I can forgive a young academic like Smith for making a bonehead argument that IOR can’t matter much because it only raises nominal borrowing costs by 1/4% (as if the impact on inflation and NGDP expectations don’t matter) but Nobel Prize-winning Paul Krugman? There are very few things in monetary economics that can be shown “logically,” and Smith did not produce one of them.
But since Krugman brought up logic, let’s apply some logic to the rest of his post:
And let me admit that I’m especially exasperated — actually, about the fiscal as well as monetary arguments — because I went over all this ground fifteen years ago.
Look, please, at my Brookings Paper on the liquidity trap (pdf), especially pp. 155-159. (Those are pages in the volume — the paper isn’t that long). You’ll find me explaining that once you’re up against the zero lower bound:
1. Changes in government spending are still effective, with a multiplier of 1, even with full Ricardian equivalence.
The problem with these multiplier estimates is that they assume that monetary policy is ineffective at the zero bound, and hence no monetary offset will occur. Inflation targeting central banks will no longer target inflation.
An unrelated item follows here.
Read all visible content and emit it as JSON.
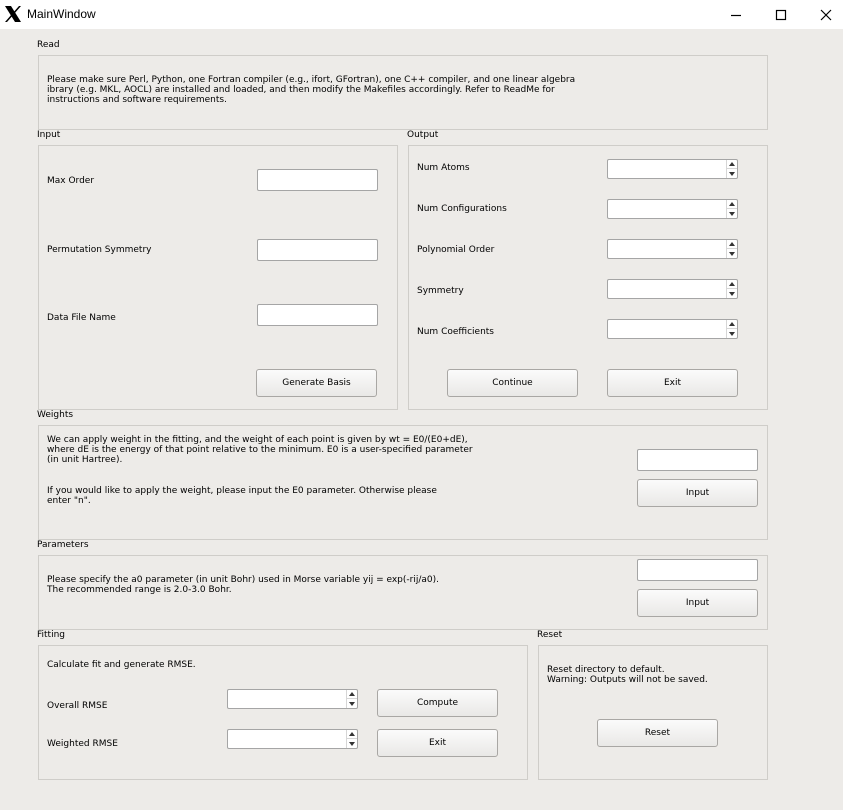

But if that’s true THEN WHY THE HECK IS KRUGMAN COMPLAINING ABOUT TAPERING?
I’m sure that his defenders will dig up excuses. ”He said QE itself doesn’t matter, but perhaps is a signal of future policy actions that do matter.” OK, I’ll buy that (although I think QE does matter directly to at least a small extent.) That still leaves us with the question of why he’s so opposed to tapering. If he’s really opposed to the signal, then he must think that signals matter. In that case why not assume that central banks keep targeting inflation at 2%, even at the zero bound, albeit using signals instead of current changes in the base or fed funds target. If the Fed is tapering, then aren’t they pleased with the likely future path of inflation? Krugman and I agree they are wrong, but it’s what they think that drives policy.
For 5 years Krugman’s tried to have it both ways. He needs to make up his mind. Does money matter, or doesn’t it? Why does Krugman suggest that Summers is OK on monetary policy, when Krugman thinks money is too tight and Summers doesn’t? And while he’s at it, please explain why the severe austerity in 2013 led to a speed up of job growth to over 200,000/month, instead of the sharp slowdown predicted by the multiplier models. Monetary offset? Did the US do better than the eurozone because Bernanke’s so-so Fed is better than the appalling inept ECB? I’d say so.
Debating the conservative inflationistas is like shooting ducks in a barrel for a brilliant economist like Krugman. He can do better. It’s time for a serious discussion of monetary offset.
PS. Yes, the title is a weird sort of joke. I hope at least Ken Rogoff finds it funny.